New machine learning method offers better predictions of future disease risk

Predictions for developing common diseases were more accurate than before. Lue tämä suomeksi

Image: Aalto University / Matti Ahlgren

Researchers at Aalto University have developed a new machine learning method that improves the estimation of risk of developing complex diseases such as heart disease, diabetes, and liver conditions. The new tool, called survivalFM, looks not just at individual risk factors, such as cholesterol levels or age, but also at how these factors interact with each other to affect long-term health outcomes. 

‘Today’s health data is incredibly complex – and so is human health. Factors like age, lifestyle, and genetics rarely act alone; they also influence each other in subtle ways. We wanted to create a method that could capture some of these complex interdependencies and still be clear enough for researchers and clinicians to understand and use,’ says Heli Julkunen, the study’s lead author and a machine learning researcher at Aalto University. 
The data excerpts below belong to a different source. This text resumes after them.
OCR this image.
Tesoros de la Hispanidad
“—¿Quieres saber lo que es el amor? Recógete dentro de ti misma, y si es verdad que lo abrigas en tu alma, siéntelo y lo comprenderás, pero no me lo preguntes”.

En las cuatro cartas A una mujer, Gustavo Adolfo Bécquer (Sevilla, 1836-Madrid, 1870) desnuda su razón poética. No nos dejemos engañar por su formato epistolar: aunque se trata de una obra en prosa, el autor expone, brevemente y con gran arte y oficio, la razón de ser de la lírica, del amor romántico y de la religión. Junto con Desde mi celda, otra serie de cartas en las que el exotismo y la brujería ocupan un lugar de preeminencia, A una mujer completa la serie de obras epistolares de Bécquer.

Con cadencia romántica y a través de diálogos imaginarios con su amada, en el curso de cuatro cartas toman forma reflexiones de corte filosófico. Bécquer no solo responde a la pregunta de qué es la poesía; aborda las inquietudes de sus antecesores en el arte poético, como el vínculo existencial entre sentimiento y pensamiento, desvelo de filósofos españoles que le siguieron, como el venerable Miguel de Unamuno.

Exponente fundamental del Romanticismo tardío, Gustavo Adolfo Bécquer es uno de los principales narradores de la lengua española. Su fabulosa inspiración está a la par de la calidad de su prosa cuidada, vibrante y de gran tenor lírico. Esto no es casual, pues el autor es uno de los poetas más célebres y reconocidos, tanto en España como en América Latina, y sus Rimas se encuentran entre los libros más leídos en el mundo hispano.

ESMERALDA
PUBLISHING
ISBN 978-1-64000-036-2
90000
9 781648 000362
What makes this approach novel is how it handles the interactions between risk factors. Examining every possible pair of interacting risk factors one by one would be computationally expensive. The new method uses a mathematical technique to efficiently capture the underlying patterns of interaction, even in very large datasets.

The results, published in Nature Communications on July 18, suggest that this approach could lead to more accurate and personalized predictions of who is likely to develop certain diseases in the future.
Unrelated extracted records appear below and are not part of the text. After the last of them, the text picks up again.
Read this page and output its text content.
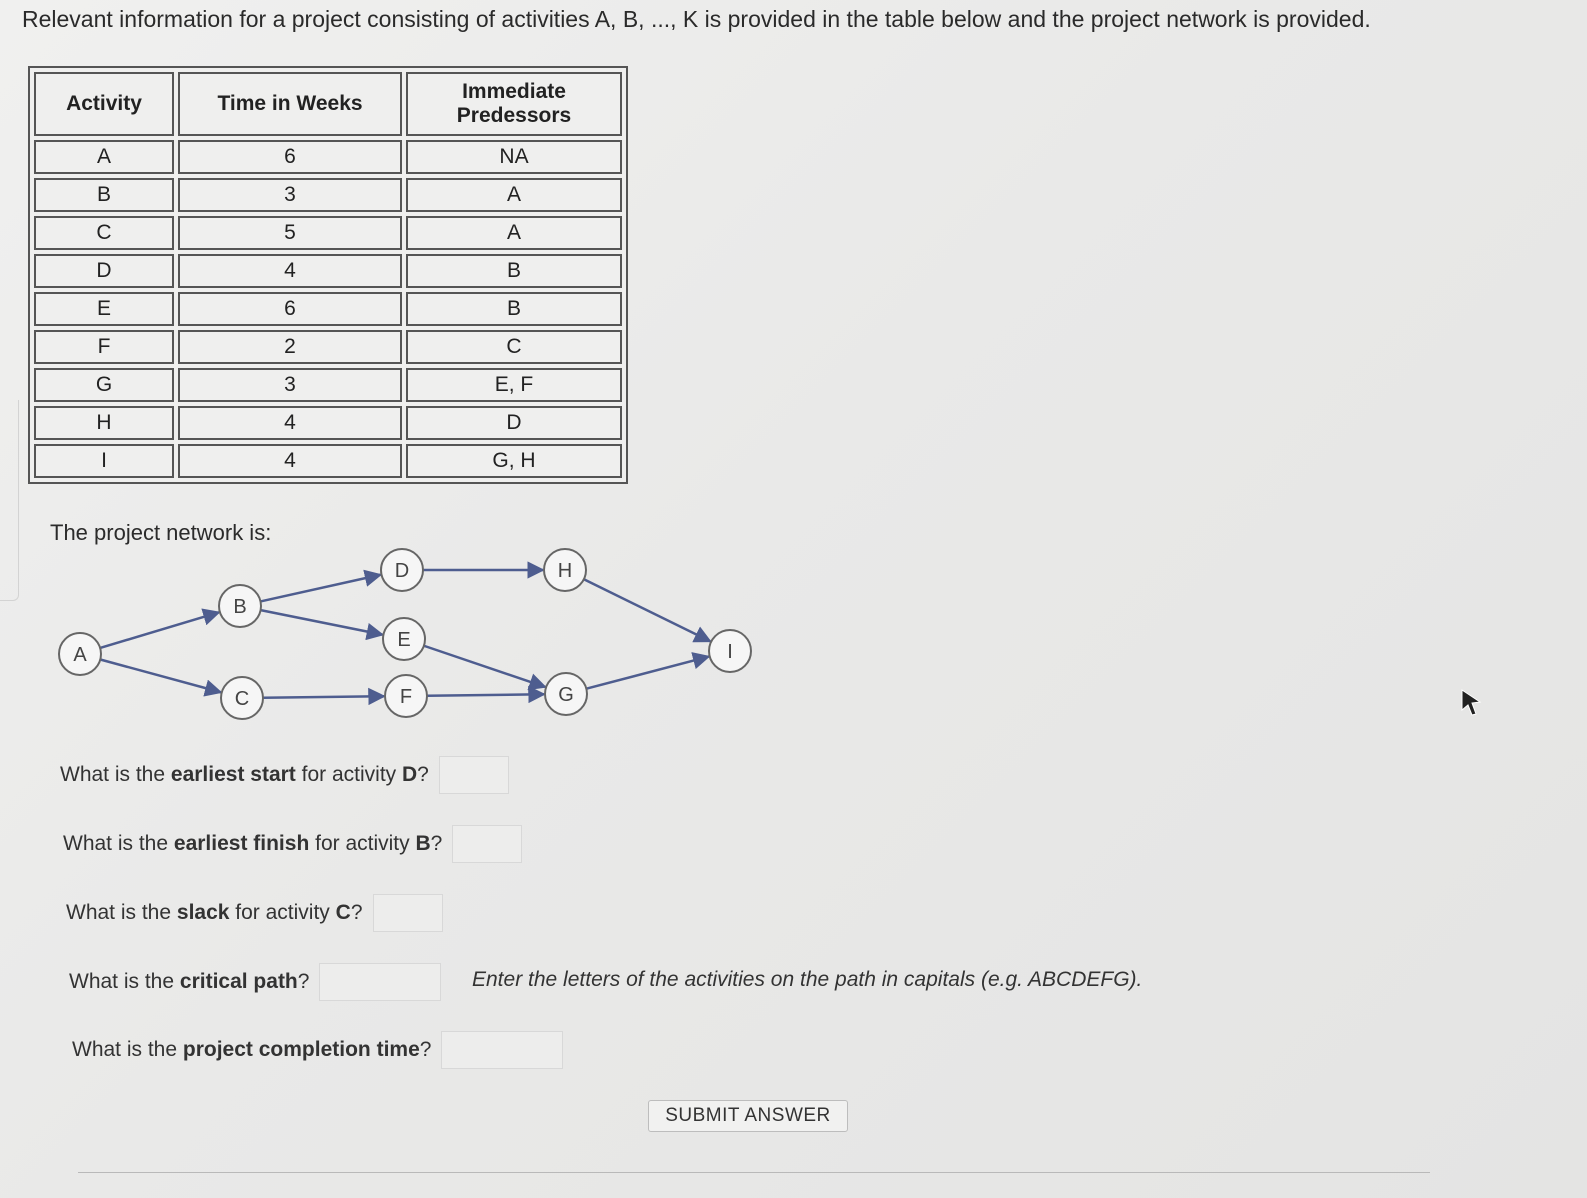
Relevant information for a project consisting of activities A, B, ..., K is provided in the table below and the project network is provided.

Activity	Time in Weeks	Immediate
Predessors
A	6	NA
B	3	A
C	5	A
D	4	B
E	6	B
F	2	C
G	3	E, F
H	4	D
I	4	G, H

The project network is:

A
B
C
D
E
F	G
H
I
What is the earliest start for activity D ?
What is the earliest finish for activity B ?
What is the slack for activity C ?
What is the critical path ?	Enter the letters of the activities on the path in capitals (e.g. ABCDEFG).
What is the project completion time ?
SUBMIT ANSWER
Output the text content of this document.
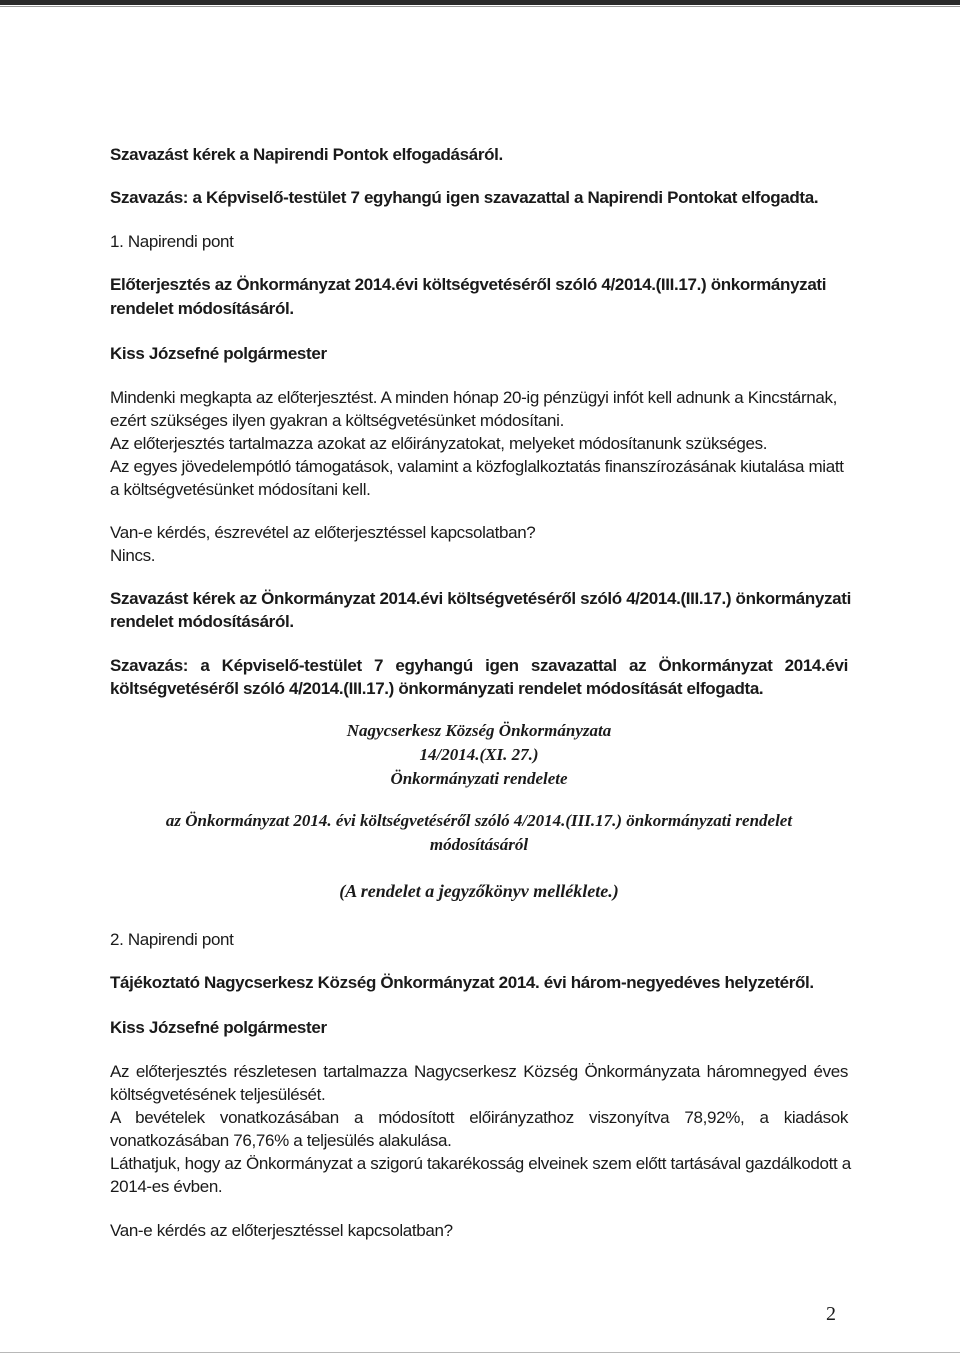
Szavazást kérek a Napirendi Pontok elfogadásáról.
Szavazás: a Képviselő-testület 7 egyhangú igen szavazattal a Napirendi Pontokat elfogadta.
1. Napirendi pont
Előterjesztés az Önkormányzat 2014.évi költségvetéséről szóló 4/2014.(III.17.) önkormányzati
rendelet módosításáról.
Kiss Józsefné polgármester
Mindenki megkapta az előterjesztést. A minden hónap 20-ig pénzügyi infót kell adnunk a Kincstárnak, ezért szükséges ilyen gyakran a költségvetésünket módosítani.
Az előterjesztés tartalmazza azokat az előirányzatokat, melyeket módosítanunk szükséges.
Az egyes jövedelempótló támogatások, valamint a közfoglalkoztatás finanszírozásának kiutalása miatt a költségvetésünket módosítani kell.
Van-e kérdés, észrevétel az előterjesztéssel kapcsolatban?
Nincs.
Szavazást kérek az Önkormányzat 2014.évi költségvetéséről szóló 4/2014.(III.17.) önkormányzati
rendelet módosításáról.
Szavazás: a Képviselő-testület 7 egyhangú igen szavazattal az Önkormányzat 2014.évi
költségvetéséről szóló 4/2014.(III.17.) önkormányzati rendelet módosítását elfogadta.
Nagycserkesz Község Önkormányzata
14/2014.(XI. 27.)
Önkormányzati rendelete
az Önkormányzat 2014. évi költségvetéséről szóló 4/2014.(III.17.) önkormányzati rendelet
módosításáról
(A rendelet a jegyzőkönyv melléklete.)
2. Napirendi pont
Tájékoztató Nagycserkesz Község Önkormányzat 2014. évi három-negyedéves helyzetéről.
Kiss Józsefné polgármester
Az előterjesztés részletesen tartalmazza Nagycserkesz Község Önkormányzata háromnegyed éves
költségvetésének teljesülését.
A bevételek vonatkozásában a módosított előirányzathoz viszonyítva 78,92%, a kiadások
vonatkozásában 76,76% a teljesülés alakulása.
Láthatjuk, hogy az Önkormányzat a szigorú takarékosság elveinek szem előtt tartásával gazdálkodott a
2014-es évben.
Van-e kérdés az előterjesztéssel kapcsolatban?
2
‘For instance, software that uses our method could help clinicians gain a better understanding of how combinations of risk factors, such as high cholesterol and smoking together, affect disease risk. This, however, is only a simplified example, since the true novelty of the method lies in its ability to examine the simultaneous effects of many such risk factors,’ Julkunen says. 

Why this matters

Healthcare professionals use risk prediction models to estimate a person’s likelihood of developing a disease over time. These tools help guide decisions about prevention, screening, and treatment. For example, models like QRISK3 in the UK or FINRISKI in Finland are commonly used to estimate the future risk of cardiovascular disease in the next 10 years.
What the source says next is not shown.